Inde Covid-19 : Le monde a envoyé des millions d'aide. Pourquoi ne parvient-il pas à ceux qui en ont le plus besoin ?

Des avions de ventilateurs, de fournitures d'oxygène et de médicaments antiviraux ont commencé à arriver la semaine dernière, avec des photos montrant des colis massifs en cours de déchargement à l'aéroport de New Delhi.
Il y a juste un problème: pendant de nombreux jours, une grande partie de la cargaison était restée dans les hangars de l'aéroport alors que les hôpitaux au sol réclamaient davantage de provisions.
Le gouvernement indien a fermement démenti tout retard mardi soir, affirmant qu'il avait mis en place un "mécanisme simplifié" pour l'allocation de l'aide.

Près de 4 millions d'articles donnés, couvrant 24 catégories, ont déjà été distribués à 38 établissements de santé à travers le pays, a indiqué le ministère de la Santé dans un communiqué.Mais sur le terrain, de nombreuses autorités étatiques et locales affirment qu'il n'y a eu que peu ou pas de communication de la part du gouvernement central sur la manière et le moment où ils recevraient des secours.
"Nous avons envoyé des délégations au (gouvernement) pour plus de clarté sur les approvisionnements en (oxygène), les médicaments et la campagne de vaccination, mais nous n'avons pas été informés avec clarté de la part du gouvernement de l'Union", a déclaré mardi Raghu Sharma, ministre de la Santé du Rajasthan.

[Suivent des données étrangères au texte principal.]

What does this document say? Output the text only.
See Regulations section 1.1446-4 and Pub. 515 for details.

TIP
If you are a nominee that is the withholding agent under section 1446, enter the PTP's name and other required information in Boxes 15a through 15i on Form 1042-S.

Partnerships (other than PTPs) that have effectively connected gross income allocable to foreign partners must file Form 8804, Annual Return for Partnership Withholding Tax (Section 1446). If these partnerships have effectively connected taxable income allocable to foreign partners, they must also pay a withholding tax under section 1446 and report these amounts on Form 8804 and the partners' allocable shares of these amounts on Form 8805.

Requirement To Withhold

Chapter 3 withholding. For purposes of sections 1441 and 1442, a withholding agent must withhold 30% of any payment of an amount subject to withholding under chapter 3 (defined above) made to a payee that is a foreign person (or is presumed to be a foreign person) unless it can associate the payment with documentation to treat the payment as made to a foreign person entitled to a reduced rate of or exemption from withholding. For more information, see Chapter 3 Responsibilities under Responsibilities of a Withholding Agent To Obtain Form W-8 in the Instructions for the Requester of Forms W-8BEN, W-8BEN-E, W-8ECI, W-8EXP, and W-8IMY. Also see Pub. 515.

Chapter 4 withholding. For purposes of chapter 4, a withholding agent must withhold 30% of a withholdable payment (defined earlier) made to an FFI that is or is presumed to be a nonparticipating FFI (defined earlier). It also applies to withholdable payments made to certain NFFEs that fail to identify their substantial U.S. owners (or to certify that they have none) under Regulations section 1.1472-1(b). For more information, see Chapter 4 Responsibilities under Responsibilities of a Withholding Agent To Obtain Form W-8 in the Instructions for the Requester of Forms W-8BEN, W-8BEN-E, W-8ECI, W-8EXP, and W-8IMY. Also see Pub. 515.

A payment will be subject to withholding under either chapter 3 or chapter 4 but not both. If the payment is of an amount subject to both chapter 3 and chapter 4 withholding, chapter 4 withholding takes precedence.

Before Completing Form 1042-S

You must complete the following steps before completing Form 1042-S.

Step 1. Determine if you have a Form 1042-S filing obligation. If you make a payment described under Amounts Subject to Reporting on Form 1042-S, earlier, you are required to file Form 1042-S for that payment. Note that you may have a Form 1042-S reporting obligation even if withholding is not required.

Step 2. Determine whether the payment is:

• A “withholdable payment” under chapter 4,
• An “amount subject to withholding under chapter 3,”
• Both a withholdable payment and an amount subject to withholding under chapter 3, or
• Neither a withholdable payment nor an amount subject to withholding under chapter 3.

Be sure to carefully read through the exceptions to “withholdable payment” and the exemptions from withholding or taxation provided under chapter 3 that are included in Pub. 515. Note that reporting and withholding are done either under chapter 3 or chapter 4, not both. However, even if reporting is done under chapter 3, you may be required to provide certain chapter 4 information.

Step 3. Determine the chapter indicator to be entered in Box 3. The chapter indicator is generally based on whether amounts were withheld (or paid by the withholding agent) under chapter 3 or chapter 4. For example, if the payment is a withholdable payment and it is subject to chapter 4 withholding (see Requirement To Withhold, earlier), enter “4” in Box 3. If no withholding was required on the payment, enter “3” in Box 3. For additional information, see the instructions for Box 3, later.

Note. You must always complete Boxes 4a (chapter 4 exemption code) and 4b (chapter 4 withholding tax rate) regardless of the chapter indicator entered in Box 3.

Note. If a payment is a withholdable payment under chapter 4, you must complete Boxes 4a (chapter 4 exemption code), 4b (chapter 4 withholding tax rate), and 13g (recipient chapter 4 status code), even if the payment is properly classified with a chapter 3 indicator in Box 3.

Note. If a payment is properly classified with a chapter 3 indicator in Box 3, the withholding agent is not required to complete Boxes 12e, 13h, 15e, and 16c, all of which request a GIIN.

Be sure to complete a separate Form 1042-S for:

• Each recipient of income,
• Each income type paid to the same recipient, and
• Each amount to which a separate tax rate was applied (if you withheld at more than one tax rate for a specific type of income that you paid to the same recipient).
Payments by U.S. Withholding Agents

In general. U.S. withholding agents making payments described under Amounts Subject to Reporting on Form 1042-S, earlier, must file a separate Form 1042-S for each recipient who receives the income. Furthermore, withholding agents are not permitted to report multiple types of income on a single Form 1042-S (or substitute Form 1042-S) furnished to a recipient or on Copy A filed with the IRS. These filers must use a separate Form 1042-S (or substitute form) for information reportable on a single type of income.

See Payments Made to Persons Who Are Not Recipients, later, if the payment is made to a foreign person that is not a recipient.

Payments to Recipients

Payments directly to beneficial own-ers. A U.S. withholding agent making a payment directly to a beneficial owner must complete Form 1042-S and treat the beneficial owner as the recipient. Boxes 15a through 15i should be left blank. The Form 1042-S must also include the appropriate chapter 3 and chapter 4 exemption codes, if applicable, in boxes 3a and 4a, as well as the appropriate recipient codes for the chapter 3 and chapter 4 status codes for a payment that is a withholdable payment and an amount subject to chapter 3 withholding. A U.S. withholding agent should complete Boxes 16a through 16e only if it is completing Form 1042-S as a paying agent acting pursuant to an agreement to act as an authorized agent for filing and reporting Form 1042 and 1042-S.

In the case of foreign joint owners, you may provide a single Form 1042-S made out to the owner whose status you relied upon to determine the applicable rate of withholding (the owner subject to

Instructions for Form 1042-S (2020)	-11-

"En ce qui concerne les importations ou l'aide étrangère, aucune information ni aucun détail sur la fourniture n'ont été partagés avec le gouvernement de l'État."
Le gouvernement central a "gardé les États dans l'ignorance pendant la pandémie", a-t-il ajouté, appelant à un "environnement plus transparent".
Le ministère de la Santé a annoncé mardi avoir distribué une aide à deux hôpitaux du Rajasthan, dans les villes de Jodhpur et Jaipur.

Il existe un certain nombre de raisons possibles à ce retard: bureaucratie inutile, erreur humaine ou protocole chronophage. Mais pour ceux qui sont sur le terrain, ces explications possibles importent peu; tout ce qu'ils veulent, c'est que le gouvernement agisse plus rapidement et achemine l'aide à leurs services de soins intensifs, où des milliers de personnes meurent chaque jour.
L'Inde a signalé mercredi 382315 nouveaux cas de coronavirus et 3780 décès liés au virus, selon le ministère de la Santé.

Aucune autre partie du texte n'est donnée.